Deborah Harris is one of Israel’s leading literary agents. These days she is facing more than the usual pressures of finding and selling good books. Increasing protests over Israel’s conflict with the Palestinians, often exacerbated by simple prejudice, is posing new problems.
Harris, who’s a friend, recently told me that in the past 10 years she has discovered that some publishers around the world are rejecting works by Israeli authors, boycotting Israeli literary events and refusing to have their books translated into Hebrew. “Books that I could easily have placed with major publishers 10 years ago are being politely rejected,” she told me. “While it is true that some foreign fiction markets are drying up, the drop off in Israeli literature is off the scales. The older, sympathetic editors will whisper to me that they can’t get people to look at books out of Israel.”
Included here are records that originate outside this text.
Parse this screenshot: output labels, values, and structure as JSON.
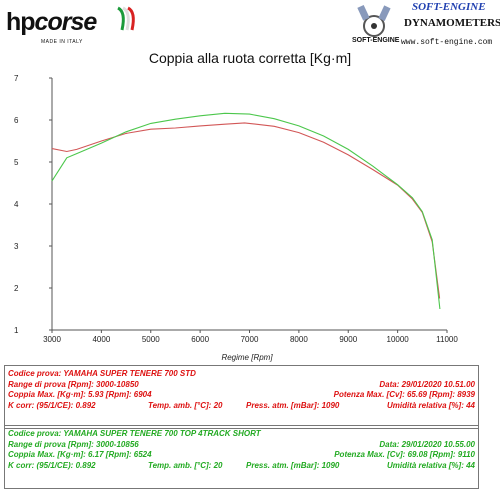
{
  "header": {
    "brand_hp": "hp",
    "brand_corse": "corse",
    "brand_sub": "MADE IN ITALY",
    "se_title": "SOFT-ENGINE",
    "se_dyna": "DYNAMOMETERS",
    "se_small": "SOFT-ENGINE",
    "se_web": "www.soft-engine.com"
  },
  "chart_data": {
    "type": "line",
    "title": "Coppia alla ruota corretta [Kg·m]",
    "xlabel": "Regime [Rpm]",
    "ylabel": "",
    "xlim": [
      3000,
      11000
    ],
    "ylim": [
      1,
      7
    ],
    "xticks": [
      "3000",
      "4000",
      "5000",
      "6000",
      "7000",
      "8000",
      "9000",
      "10000",
      "11000"
    ],
    "yticks": [
      "1",
      "2",
      "3",
      "4",
      "5",
      "6",
      "7"
    ],
    "grid": false,
    "series": [
      {
        "color": "#d25757",
        "x": [
          3000,
          3300,
          3500,
          4000,
          4500,
          5000,
          5500,
          6000,
          6500,
          6900,
          7500,
          8000,
          8500,
          9000,
          9500,
          10000,
          10300,
          10500,
          10700,
          10850
        ],
        "y": [
          5.32,
          5.25,
          5.3,
          5.5,
          5.68,
          5.78,
          5.81,
          5.86,
          5.9,
          5.93,
          5.85,
          5.7,
          5.47,
          5.17,
          4.82,
          4.45,
          4.12,
          3.8,
          3.1,
          1.75
        ]
      },
      {
        "color": "#4cc74c",
        "x": [
          3000,
          3300,
          3500,
          4000,
          4500,
          5000,
          5500,
          6000,
          6500,
          7000,
          7500,
          8000,
          8500,
          9000,
          9500,
          10000,
          10300,
          10500,
          10700,
          10856
        ],
        "y": [
          4.55,
          5.1,
          5.2,
          5.45,
          5.72,
          5.92,
          6.02,
          6.1,
          6.16,
          6.14,
          6.03,
          5.86,
          5.62,
          5.3,
          4.9,
          4.46,
          4.15,
          3.82,
          3.15,
          1.5
        ]
      }
    ]
  },
  "info_boxes": [
    {
      "color": "#dd1111",
      "codice": "Codice prova: YAMAHA SUPER TENERE 700 STD",
      "data": "Data: 29/01/2020  10.51.00",
      "range": "Range di prova [Rpm]: 3000-10850",
      "coppia": "Coppia Max. [Kg·m]: 5.93  [Rpm]: 6904",
      "potenza": "Potenza Max. [Cv]: 65.69  [Rpm]: 8939",
      "kcorr": "K corr: (95/1/CE): 0.892",
      "temp": "Temp. amb. [°C]: 20",
      "press": "Press. atm. [mBar]: 1090",
      "umidita": "Umidità relativa [%]: 44"
    },
    {
      "color": "#22aa22",
      "codice": "Codice prova: YAMAHA SUPER TENERE 700 TOP 4TRACK SHORT",
      "data": "Data: 29/01/2020  10.55.00",
      "range": "Range di prova [Rpm]: 3000-10856",
      "coppia": "Coppia Max. [Kg·m]: 6.17  [Rpm]: 6524",
      "potenza": "Potenza Max. [Cv]: 69.08  [Rpm]: 9110",
      "kcorr": "K corr: (95/1/CE): 0.892",
      "temp": "Temp. amb. [°C]: 20",
      "press": "Press. atm. [mBar]: 1090",
      "umidita": "Umidità relativa [%]: 44"
    }
  ]
}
Harris represents some of Israel’s most notable authors, including David Grossman and Meir Shalev. She also represented the single most popular book out of Israel in recent years, Yuval Harari’s Sapiens. Sapiens succeeded on a global scale, but it has not a word connecting it to Israeli culture or society. Apart from the author’s name, it could have been written anywhere.
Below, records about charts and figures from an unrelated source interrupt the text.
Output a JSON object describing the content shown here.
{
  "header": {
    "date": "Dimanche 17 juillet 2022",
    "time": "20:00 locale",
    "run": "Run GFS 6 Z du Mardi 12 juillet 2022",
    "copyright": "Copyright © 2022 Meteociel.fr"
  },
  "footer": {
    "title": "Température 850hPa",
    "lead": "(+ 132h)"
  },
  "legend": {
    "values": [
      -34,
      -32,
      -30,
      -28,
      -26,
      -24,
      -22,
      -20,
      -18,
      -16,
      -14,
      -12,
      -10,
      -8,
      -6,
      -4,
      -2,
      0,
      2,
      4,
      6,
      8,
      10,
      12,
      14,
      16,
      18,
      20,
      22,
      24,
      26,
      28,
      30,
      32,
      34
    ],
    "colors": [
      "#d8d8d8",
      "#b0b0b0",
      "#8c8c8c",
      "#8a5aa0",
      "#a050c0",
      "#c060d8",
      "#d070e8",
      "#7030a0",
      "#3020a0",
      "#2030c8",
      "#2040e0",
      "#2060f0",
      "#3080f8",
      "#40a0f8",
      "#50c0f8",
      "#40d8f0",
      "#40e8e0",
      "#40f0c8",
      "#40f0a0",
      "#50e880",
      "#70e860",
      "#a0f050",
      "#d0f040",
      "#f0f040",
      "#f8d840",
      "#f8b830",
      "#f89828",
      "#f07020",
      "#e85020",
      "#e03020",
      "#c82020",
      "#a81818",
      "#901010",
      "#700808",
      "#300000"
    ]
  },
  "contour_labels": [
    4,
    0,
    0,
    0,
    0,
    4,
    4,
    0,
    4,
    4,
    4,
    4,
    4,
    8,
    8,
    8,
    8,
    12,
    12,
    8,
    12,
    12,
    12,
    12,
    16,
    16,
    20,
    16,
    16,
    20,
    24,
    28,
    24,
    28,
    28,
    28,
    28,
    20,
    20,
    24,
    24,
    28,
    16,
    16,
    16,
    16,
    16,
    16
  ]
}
Part of the painful irony in the boycott against Israeli authors is that the author’s political stance is irrelevant. The Boycott, Divestment, Sanctions movement, a campaign to put pressure on Israel with the stated goal to end Israeli occupation of Palestinian lad, does not distinguish according to individual views.
For example,Grossman, whose leftist credentials are impeccable (and whose son died fighting against Hezbollah days after Grossman himself urged the government to accept a ceasefire), is forced to confront hostile audiences in Europe. Protesters question why he lives in Israel at all, no matter his views. Grossman has close relations with Palestinian writers and is a leading voice of the Israeli left. Yet that does not exempt him from the excoriation of the self-righteous. Grossman’s books are not only removed from shelves in the Arab world but even in such unlikely places as Glasgow, Scotland.
As the boycott of Israeli arts becomes widespread, lists supporting boycotts are growing. Many are the same writers who urged noted British author Ian McEwan to reject the Israel prize a few years ago, the same year that an Israeli author was kicked off a literary panel in Italy at the request of a Palestinian writer. There are few major writers on that list, but some significant statements have been made elsewhere: Alice Walker, for example, refuses to let her books be translated in Hebrew.
In the U.S. the PEN American center rejected calls to refuse Israeli support for the PEN festival. But the letter demanding it was signed by some very significant writers. Although boycott is still primarily a cause in Europe, the stirrings in the U.S. are troubling.
There is pushback. About 150 British writers repudiated the boycott call, including J.K Rowling and Hilary Mantel. And famed actress Helen Mirren last week resoundingly denounced those who would boycott Israel.
It is dispiriting to find voices who otherwise support the freedom of expression speaking out to deny free expression to one country and one group of people. Despite constant existential pressure there is more freedom of expression in Israel than the majority of countries in the U.N. and more self-criticism than almost any other society on earth. “I have some promising young authors who are being denied a larger audience,” says Harris. “It is discouraging for them, of course, but I also feel the world is missing out.”